Three cities in the Netherlands hold a royal crypt: Delft, Breda, and Leeuwarden. The first two are the obvious ones, tied to the House of Orange that most outsiders associate with the Dutch crown. Leeuwarden is the surprise. Inside the choir of the Grote or Jacobijnerkerk - a brick Gothic church that began life in 1245 as a Dominican monastery - lie the bones of the Frisian Nassaus, the cousins whose bloodline would eventually furnish every Dutch monarch from William I onward. Walk in expecting a small provincial church. Stand under the vaulted ceiling, breathe the cold air that smells faintly of stone and old wood, and understand that the modern Netherlands has one of its taproots planted right here.
The Dominicans - the Jacobins, in French and Dutch shorthand - arrived in Leeuwarden in 1245 and started building. The result is the oldest structure standing in the city. Fire damaged the church in 1392; it was restored two years later. An aisle was added in 1504, a westward bay completed in 1521, and the whole place rebalanced through restoration in the 1970s. That restoration turned up something unexpected. Beneath layers of whitewash were medieval murals, finished in 1575 and then painted over only three years later when Reformation iconoclasts decided saints on the walls were no longer appropriate. The murals are visible again now, fragments of a Catholic past preserved by the Protestants who tried to hide them.
The pipe organ at the west end of the nave was built in 1727 by Christian Muller of Amsterdam, the same builder whose later instrument at Haarlem's Sint-Bavo became one of the most famous organs in Europe. The Leeuwarden Muller has three manuals and thirty-seven stops, and it is widely considered one of the most beautifully voiced baroque organs in the Netherlands. Famous hands have played it. Camille Saint-Saens, the French composer, gave a recital here in 1897. Albert Schweitzer - theologian, organist, and the man who would later win the Nobel Peace Prize for his work as a doctor in Gabon - played a concert at the Grote Kerk in 1932. When the organ sounds, the air in the nave thickens.

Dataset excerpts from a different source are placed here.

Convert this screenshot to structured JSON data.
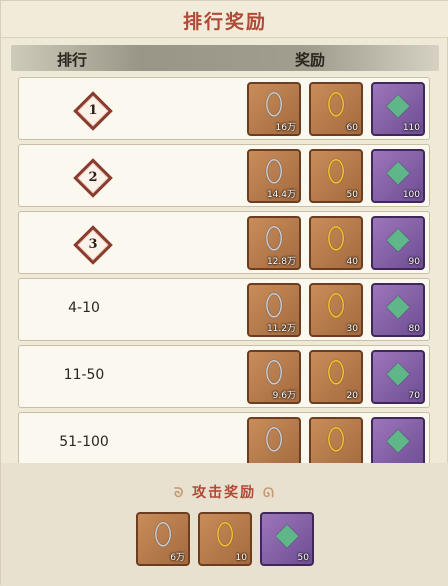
{
  "title": "排行奖励",
  "header": {
    "rank": "排行",
    "reward": "奖励"
  },
  "icons": {
    "silver": "silver-ingot-icon",
    "gold": "gold-ingot-icon",
    "gem": "green-gem-icon"
  },
  "rows": [
    {
      "rank": "1",
      "type": "badge",
      "rewards": [
        "16万",
        "60",
        "110"
      ]
    },
    {
      "rank": "2",
      "type": "badge",
      "rewards": [
        "14.4万",
        "50",
        "100"
      ]
    },
    {
      "rank": "3",
      "type": "badge",
      "rewards": [
        "12.8万",
        "40",
        "90"
      ]
    },
    {
      "rank": "4-10",
      "type": "text",
      "rewards": [
        "11.2万",
        "30",
        "80"
      ]
    },
    {
      "rank": "11-50",
      "type": "text",
      "rewards": [
        "9.6万",
        "20",
        "70"
      ]
    },
    {
      "rank": "51-100",
      "type": "text",
      "rewards": [
        "",
        "",
        ""
      ]
    }
  ],
  "attack": {
    "title": "攻击奖励",
    "rewards": [
      "6万",
      "10",
      "50"
    ]
  }
}
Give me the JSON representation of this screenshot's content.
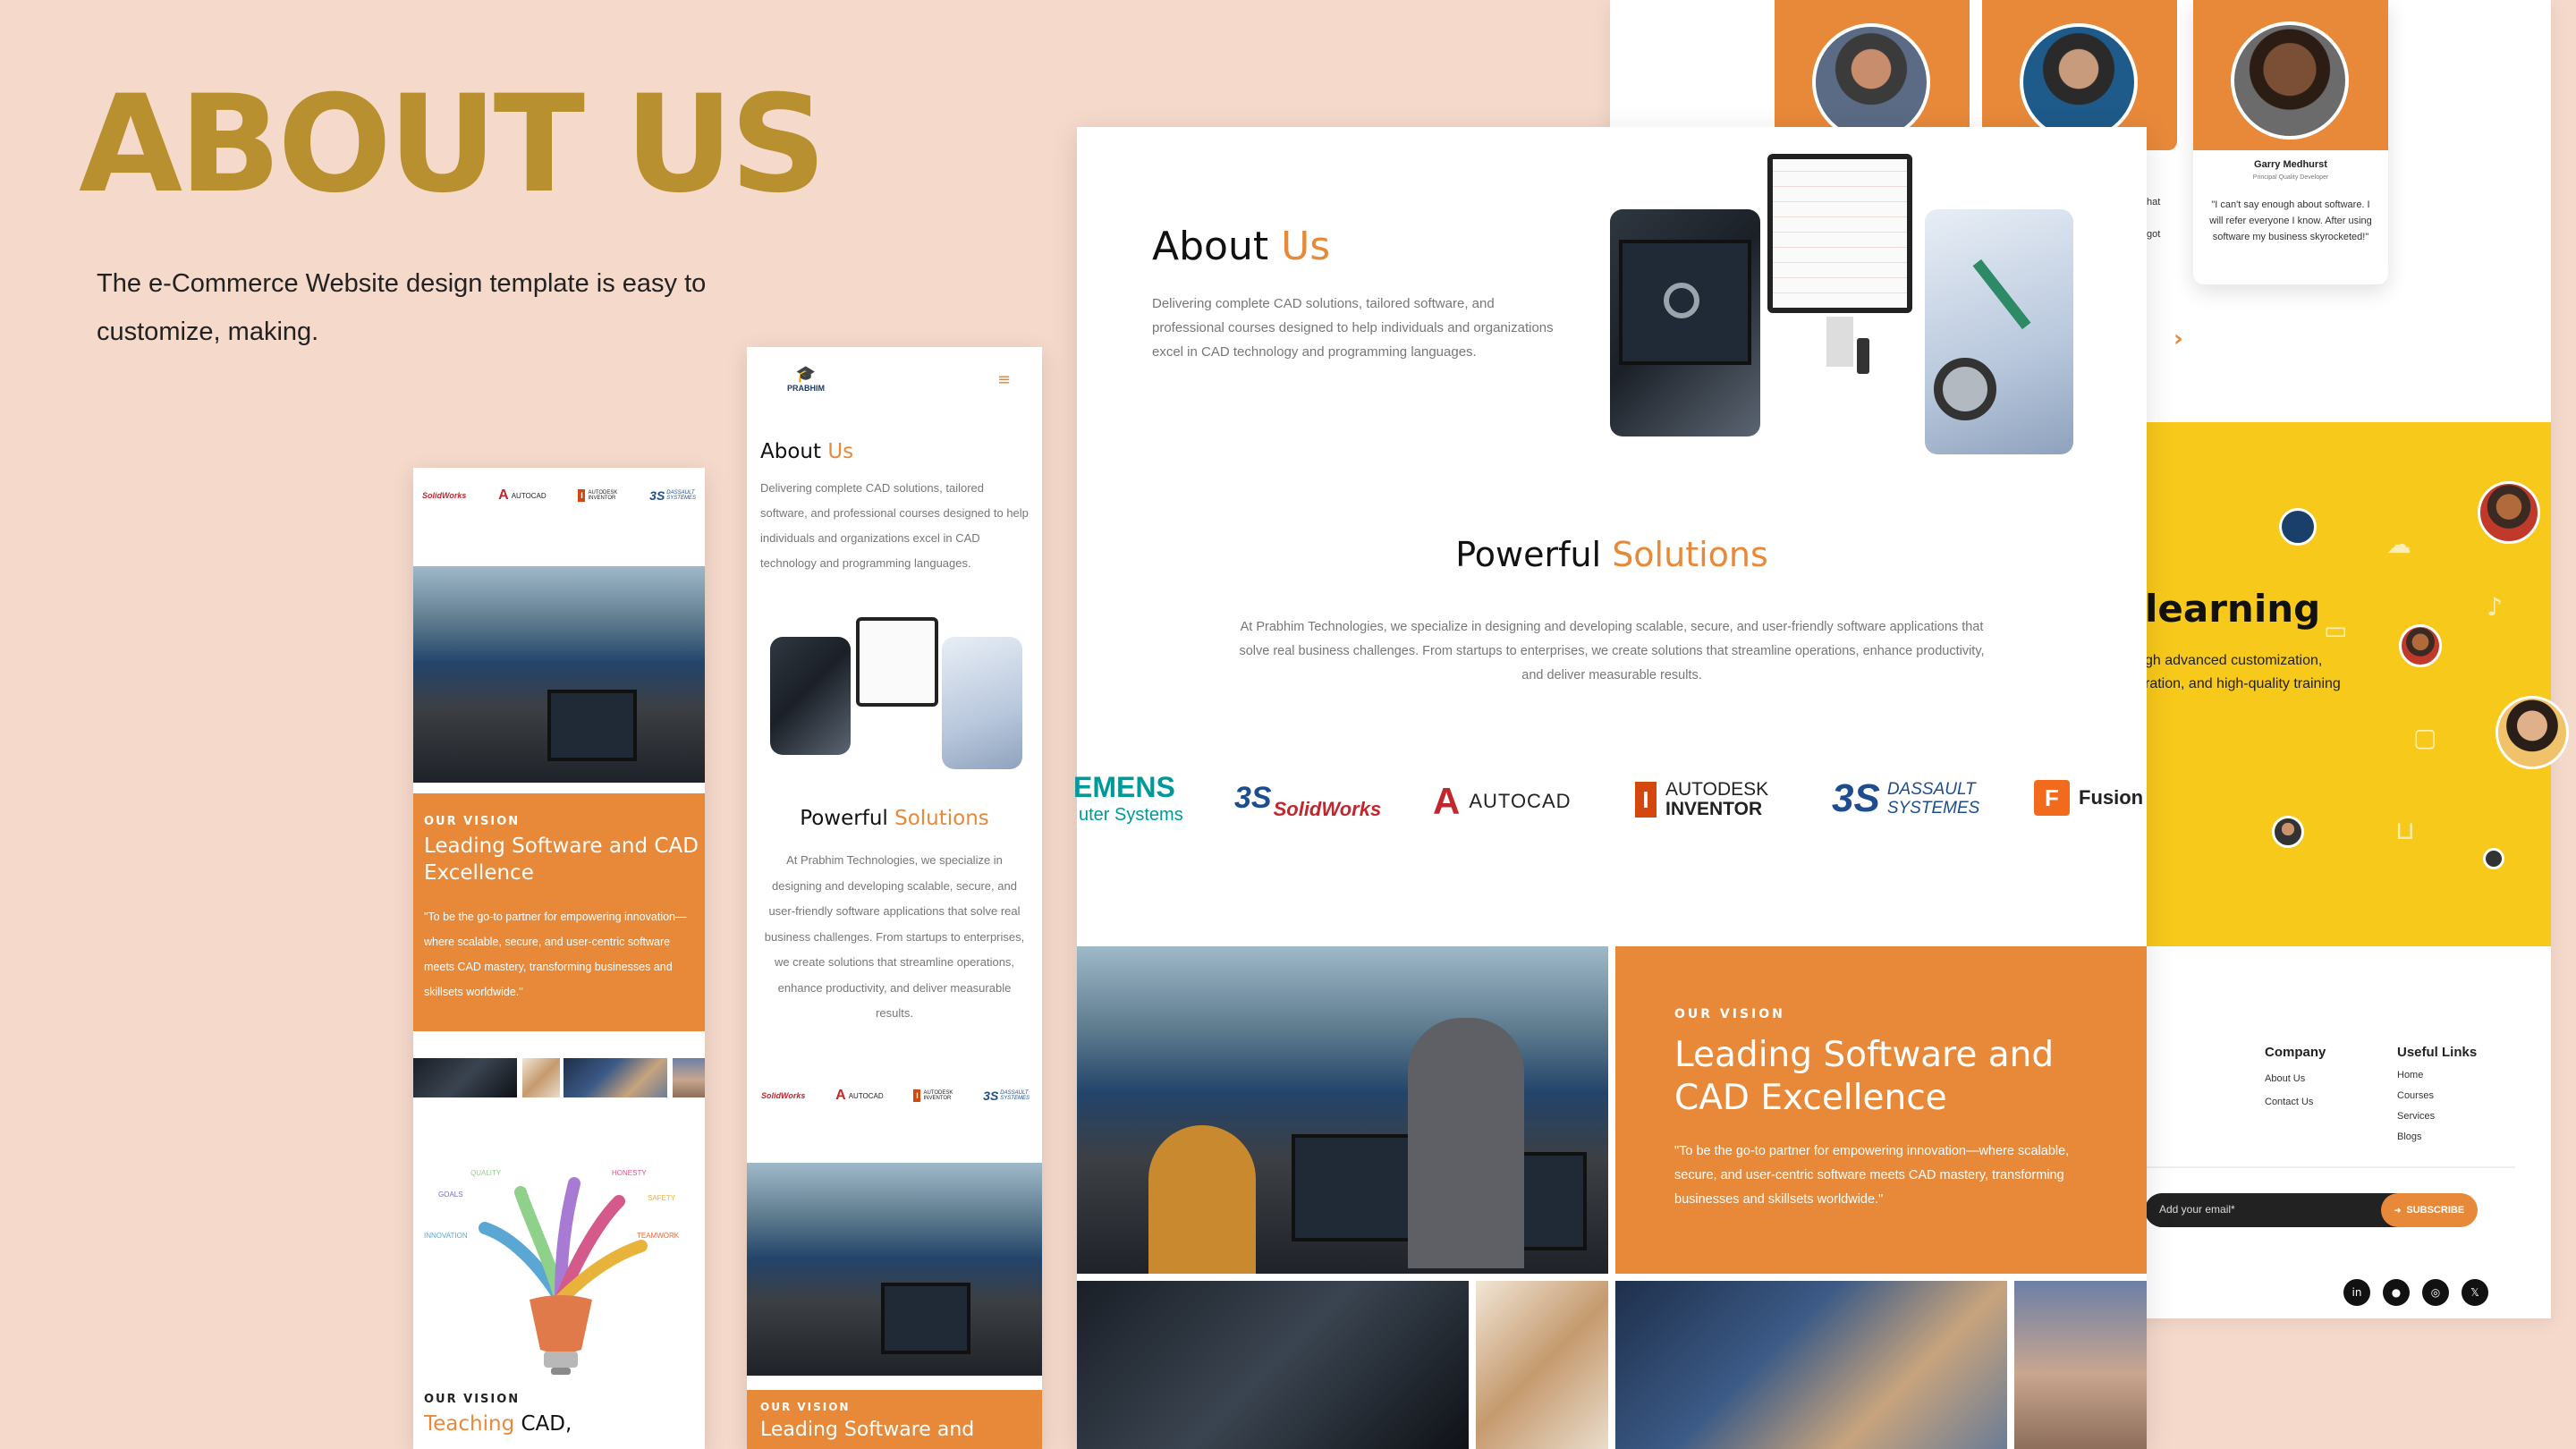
{
  "hero": {
    "title": "ABOUT US",
    "subtitle": "The e-Commerce Website design template is easy to customize, making."
  },
  "colors": {
    "background": "#f5d9cb",
    "accent": "#e8893a",
    "gold": "#b8902f",
    "yellow": "#f7c91b"
  },
  "testimonial": {
    "name": "Garry Medhurst",
    "role": "Principal Quality Developer",
    "quote": "\"I can't say enough about software. I will refer everyone I know. After using software my business skyrocketed!\"",
    "partial_left_1": "hat",
    "partial_left_2": "got",
    "next_icon": "chevron-right-icon"
  },
  "learning": {
    "title_partial": "learning",
    "line1": "gh advanced customization,",
    "line2": "ration, and high-quality training"
  },
  "footer": {
    "company_heading": "Company",
    "company_links": [
      "About Us",
      "Contact Us"
    ],
    "useful_heading": "Useful Links",
    "useful_links": [
      "Home",
      "Courses",
      "Services",
      "Blogs"
    ],
    "email_placeholder": "Add your email*",
    "subscribe_label": "SUBSCRIBE",
    "social": [
      {
        "icon": "linkedin-icon",
        "glyph": "in"
      },
      {
        "icon": "github-icon",
        "glyph": "●"
      },
      {
        "icon": "instagram-icon",
        "glyph": "◎"
      },
      {
        "icon": "x-icon",
        "glyph": "𝕏"
      }
    ]
  },
  "desktop": {
    "about_title_1": "About ",
    "about_title_2": "Us",
    "about_text": "Delivering complete CAD solutions, tailored software, and professional courses designed to help individuals and organizations excel in CAD technology and programming languages.",
    "solutions_title_1": "Powerful ",
    "solutions_title_2": "Solutions",
    "solutions_text": "At Prabhim Technologies, we specialize in designing and developing scalable, secure, and user-friendly software applications that solve real business challenges. From startups to enterprises, we create solutions that streamline operations, enhance productivity, and deliver measurable results.",
    "logos": {
      "siemens_1": "EMENS",
      "siemens_2": "uter Systems",
      "solidworks": "SolidWorks",
      "autocad": "AUTOCAD",
      "autodesk": "AUTODESK",
      "inventor": "INVENTOR",
      "dassault_1": "DASSAULT",
      "dassault_2": "SYSTEMES",
      "fusion": "Fusion"
    },
    "vision_small": "OUR VISION",
    "vision_title": "Leading Software and CAD Excellence",
    "vision_quote": "\"To be the go-to partner for empowering innovation—where scalable, secure, and user-centric software meets CAD mastery, transforming businesses and skillsets worldwide.\""
  },
  "tablet": {
    "brand": "PRABHIM",
    "menu_icon": "hamburger-menu-icon",
    "about_title_1": "About ",
    "about_title_2": "Us",
    "about_text": "Delivering complete CAD solutions, tailored software, and professional courses designed to help individuals and organizations excel in CAD technology and programming languages.",
    "solutions_title_1": "Powerful ",
    "solutions_title_2": "Solutions",
    "solutions_text": "At Prabhim Technologies, we specialize in designing and developing scalable, secure, and user-friendly software applications that solve real business challenges. From startups to enterprises, we create solutions that streamline operations, enhance productivity, and deliver measurable results.",
    "vision_small": "OUR VISION",
    "vision_title_partial": "Leading Software and"
  },
  "phone": {
    "vision_small": "OUR VISION",
    "vision_title": "Leading Software and CAD Excellence",
    "vision_quote": "\"To be the go-to partner for empowering innovation—where scalable, secure, and user-centric software meets CAD mastery, transforming businesses and skillsets worldwide.\"",
    "values": [
      "QUALITY",
      "HONESTY",
      "GOALS",
      "SAFETY",
      "INNOVATION",
      "TEAMWORK"
    ],
    "vision2_small": "OUR VISION",
    "teaching_1": "Teaching ",
    "teaching_2": "CAD,"
  },
  "logos_small": {
    "solidworks": "SolidWorks",
    "autocad": "AUTOCAD",
    "autodesk": "AUTODESK",
    "inventor": "INVENTOR",
    "dassault_1": "DASSAULT",
    "dassault_2": "SYSTEMES"
  }
}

Three centuries of varnish and lead pipe answer the player back.
In the choir, beneath the floor, lies the crypt of the Frisian Nassaus. Countess Anna of Nassau was interred here in 1588. William Louis, Count of Nassau-Dillenburg, joined her in 1620. Ernest Casimir followed in 1632, Henry Casimir I in 1640, William Frederick in 1664, Henry Casimir II and Albertine Agnes both in 1696, and finally Marie Louise of Hesse-Kassel in 1765. These were the stadhouders of Friesland - rulers in all but name - and their line eventually merged with the main House of Orange to produce the modern Dutch monarchy. In 1795, revolutionaries inspired by France stormed in during the Batavian Revolution and smashed the graves. The crypt sat in disrepair until 1948, when the fiftieth anniversary of Queen Wilhelmina's reign prompted a full rehabilitation. The bones were reinterred. The space was restored.
The stained glass came later. Cor Reisma made three windows in 1957 commemorating the Frisian Nassaus. In 1963, Dick Osinga designed and Willem Bogtman fabricated the Wilhelmina Window on the right - a meditation on the Dutch resurrection from the Second World War, with a plaque to Queen Juliana added beneath it in 2005. Two more windows by Jos de Ridder went in during the long restoration of the 1970s. On 17 April 2018, exactly 437 years to the day after William the Silent convened the provincial Diet that met inside these walls, the King's Commissioner of Friesland unveiled a bronze relief by sculptor Eric Claus. The relief commemorates that 1581 assembly. History in this church compounds, layer on layer.
Outside, the cobbled square - the Jacobijnerkerkhof - was once the friars' graveyard, and the name still tells you so. Today it is a quiet pocket in the city center, lined with brick gables and bicycles. Look up at the brickwork of the church and you can read the centuries: thirteenth-century base, fifteenth-century westward extension, the eighteenth-century touches around the entrance. The whole structure leans slightly. That is normal in this part of the world, where everything heavy eventually settles into Frisian peat. The building does not seem to mind.
Located at 53.2039 N, 5.7972 E in central Leeuwarden, Friesland. From the air, the Grote Kerk reads as a long brick rectangle with a low tower at the west end, dominating the small Jacobijnerkerkhof square. The leaning Oldehove tower sits 400 meters to the west and provides an easier landmark from altitude. Closest airport is Leeuwarden Air Base (ICAO: EHLW), about 5 km northwest; nearest civilian field is Drachten Airfield (ICAO: EHDR), 25 km southeast. Best viewed from 1,000 to 2,500 feet AGL in clear conditions.